EXPLAIN SELECT * FROM datetime_index_test
WHERE created <= '2011-04-06 04:00:00';

+----+-------------+---------------------+------+---------------+------+---------+------+------+-------------+
| id | select_type | table               | type | possible_keys | key  | key_len | ref  | rows | Extra       |
+----+-------------+---------------------+------+---------------+------+---------+------+------+-------------+
|  1 | SIMPLE      | datetime_index_test | ALL  | created       | NULL | NULL    | NULL |    8 | Using where |
+----+-------------+---------------------+------+---------------+------+---------+------+------+-------------+

Finally, my question; Can anyone explain to me why Mysql decides not to use the index?

回答1:

This is due to what I call the 5% rule based on key population (tuple cardinality).

If you index a table where lopsided cardinality exist, the MySQL Query Optimizer wiill always choose the path of least resistance.

EXAMPLE : If a table has a gender column, cardinality is two, M and F.

What is you index such a gender column ??? You essentailly get two giant linked lists.

If you load one million rows into a table with a gender column, you may get 50% M and 50% F.

An index is rendered useless during query optimization if the cardinality of a key combo (key population as I phrased it) is more than 5% of the total table count.

Now, with regard to your example, why the two different EXPLAIN plans ??? My guess is the MySQL Query Optimizer and InnoDB as a tag team.

In the first CREATE TABLE, the table and the indexes are about the same size though small, so it decided in favor of the index by doing an index scan not a full table scan.
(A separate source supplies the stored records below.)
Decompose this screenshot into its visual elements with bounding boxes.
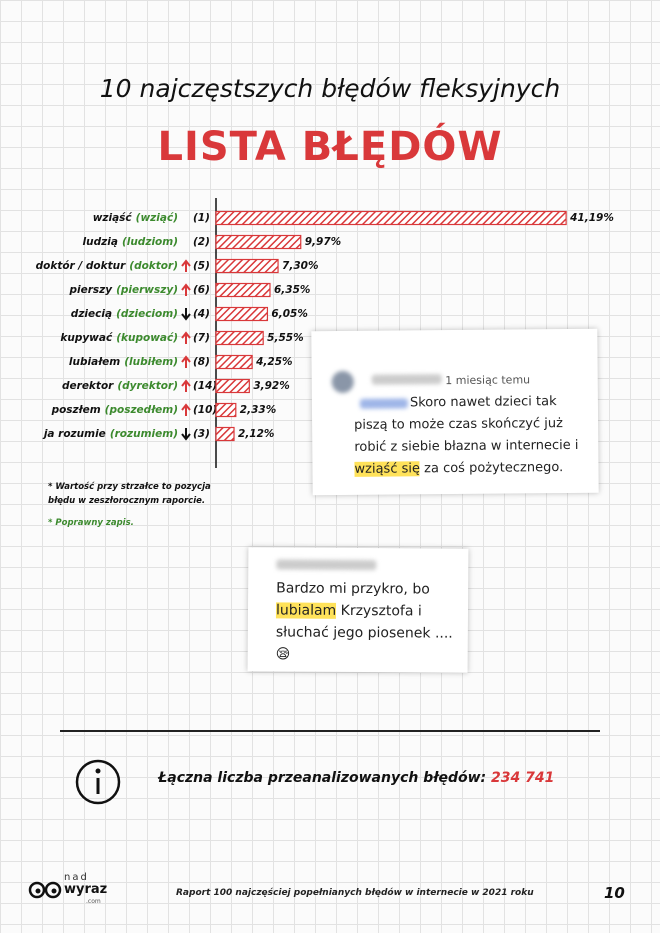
bar [215, 210, 567, 226]
category-correct: (kupować) [116, 332, 178, 344]
text: za coś pożytecznego. [419, 460, 564, 477]
value-label: 4,25% [255, 356, 292, 368]
value-label: 41,19% [569, 212, 614, 224]
category-label: ludzią (ludziom) [83, 236, 178, 248]
rank-label: (8) [193, 356, 210, 368]
page-number: 10 [604, 884, 625, 902]
info-icon [75, 759, 121, 805]
category-label: poszłem (poszedłem) [51, 404, 178, 416]
category-label: doktór / doktur (doktor) [36, 260, 178, 272]
bar [215, 426, 235, 442]
value-label: 9,97% [305, 236, 341, 248]
logo-text: wyraz [64, 882, 108, 897]
value-label: 7,30% [282, 260, 318, 272]
category-correct: (rozumiem) [110, 428, 178, 440]
value-label: 6,05% [271, 308, 307, 320]
comment-card: 1 miesiąc temu Skoro nawet dzieci tak pi… [311, 328, 599, 496]
bar [215, 282, 271, 298]
category-label: derektor (dyrektor) [62, 380, 178, 392]
trend-arrow [181, 308, 191, 321]
rank-label: (3) [193, 428, 210, 440]
value-label: 5,55% [267, 332, 303, 344]
note: * Wartość przy strzałce to pozycja błędu… [48, 482, 211, 506]
category-wrong: kupywać [60, 332, 113, 344]
category-label: pierszy (pierwszy) [68, 284, 178, 296]
comment-time: 1 miesiąc temu [445, 373, 531, 388]
bar [215, 402, 237, 418]
category-wrong: lubiałem [69, 356, 120, 368]
blurred-name [276, 559, 377, 571]
category-wrong: ja rozumie [42, 428, 106, 440]
value-label: 2,33% [240, 404, 276, 416]
summary-value: 234 741 [491, 770, 555, 786]
rank-label: (1) [193, 212, 210, 224]
bar [215, 234, 302, 250]
category-wrong: pierszy [68, 284, 113, 296]
category-correct: (dyrektor) [117, 380, 178, 392]
highlight: lubialam [275, 602, 337, 619]
category-correct: (wziąć) [136, 212, 178, 224]
category-correct: (dzieciom) [116, 308, 178, 320]
note: * Poprawny zapis. [48, 518, 134, 528]
category-label: wziąść (wziąć) [93, 212, 178, 224]
category-label: dziecią (dzieciom) [71, 308, 178, 320]
trend-arrow [181, 403, 191, 416]
summary-label: Łączna liczba przeanalizowanych błędów: [158, 770, 487, 786]
category-correct: (doktor) [129, 260, 178, 272]
footer-text: Raport 100 najczęściej popełnianych błęd… [176, 888, 534, 898]
trend-arrow [181, 379, 191, 392]
trend-arrow [181, 428, 191, 441]
bar [215, 378, 250, 394]
category-wrong: derektor [62, 380, 114, 392]
summary: Łączna liczba przeanalizowanych błędów: … [158, 770, 554, 786]
bar [215, 354, 253, 370]
category-wrong: doktór / doktur [36, 260, 126, 272]
value-label: 3,92% [253, 380, 289, 392]
rank-label: (2) [193, 236, 210, 248]
bar [215, 330, 264, 346]
category-correct: (lubiłem) [124, 356, 178, 368]
category-correct: (pierwszy) [116, 284, 178, 296]
rank-label: (6) [193, 284, 210, 296]
page-subtitle: LISTA BŁĘDÓW [157, 124, 503, 170]
bar [215, 258, 279, 274]
page-title: 10 najczęstszych błędów fleksyjnych [99, 74, 561, 103]
category-wrong: wziąść [93, 212, 133, 224]
category-wrong: dziecią [71, 308, 112, 320]
category-wrong: poszłem [51, 404, 101, 416]
rank-label: (4) [193, 308, 210, 320]
category-label: ja rozumie (rozumiem) [42, 428, 178, 440]
value-label: 2,12% [238, 428, 274, 440]
trend-arrow [181, 283, 191, 296]
category-label: kupywać (kupować) [60, 332, 178, 344]
chart: wziąść (wziąć) (1) 41,19% ludzią (ludziom) (2)… [36, 198, 614, 468]
rank-label: (5) [193, 260, 210, 272]
rank-label: (10) [193, 404, 217, 416]
highlight: wziąść się [354, 461, 421, 477]
logo-text: .com [86, 898, 101, 905]
blurred-mention [359, 398, 408, 409]
comment-text: Bardzo mi przykro, bo lubialam Krzysztof… [276, 577, 462, 666]
logo: nad wyraz .com [28, 872, 118, 908]
bar [215, 306, 269, 322]
category-label: lubiałem (lubiłem) [69, 356, 178, 368]
avatar [331, 370, 354, 394]
category-correct: (ludziom) [122, 236, 178, 248]
trend-arrow [181, 331, 191, 344]
rank-label: (7) [193, 332, 210, 344]
comment-meta: 1 miesiąc temu [371, 373, 531, 388]
text: Bardzo mi przykro, bo [276, 580, 430, 598]
rank-label: (14) [193, 380, 217, 392]
logo-eyes [28, 881, 62, 899]
divider [60, 730, 600, 732]
category-wrong: ludzią [83, 236, 118, 248]
trend-arrow [181, 355, 191, 368]
category-correct: (poszedłem) [105, 404, 178, 416]
comment-card: Bardzo mi przykro, bo lubialam Krzysztof… [247, 547, 469, 673]
logo-text: nad [64, 872, 89, 883]
value-label: 6,35% [274, 284, 310, 296]
trend-arrow [181, 259, 191, 272]
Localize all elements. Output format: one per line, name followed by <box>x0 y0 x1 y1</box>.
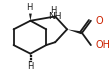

Keep in mind that non-unique indexes carry around each row's internal primary key (RowID) in its index entries, thus making the indexes almost the same size as the table itself.

In the second CREATE TABLE, because of the introduction of another column, user, you now make the Query Optimizer see a completely different scenario: The table is now bigger that the indexes. Hence, the Query Optimizer became more strict in its interpretation of how to use available indexes. It went to the 5% rule I mentioned before. That rule failed miserably and the Query Optimizer decided in favor of a full table scan.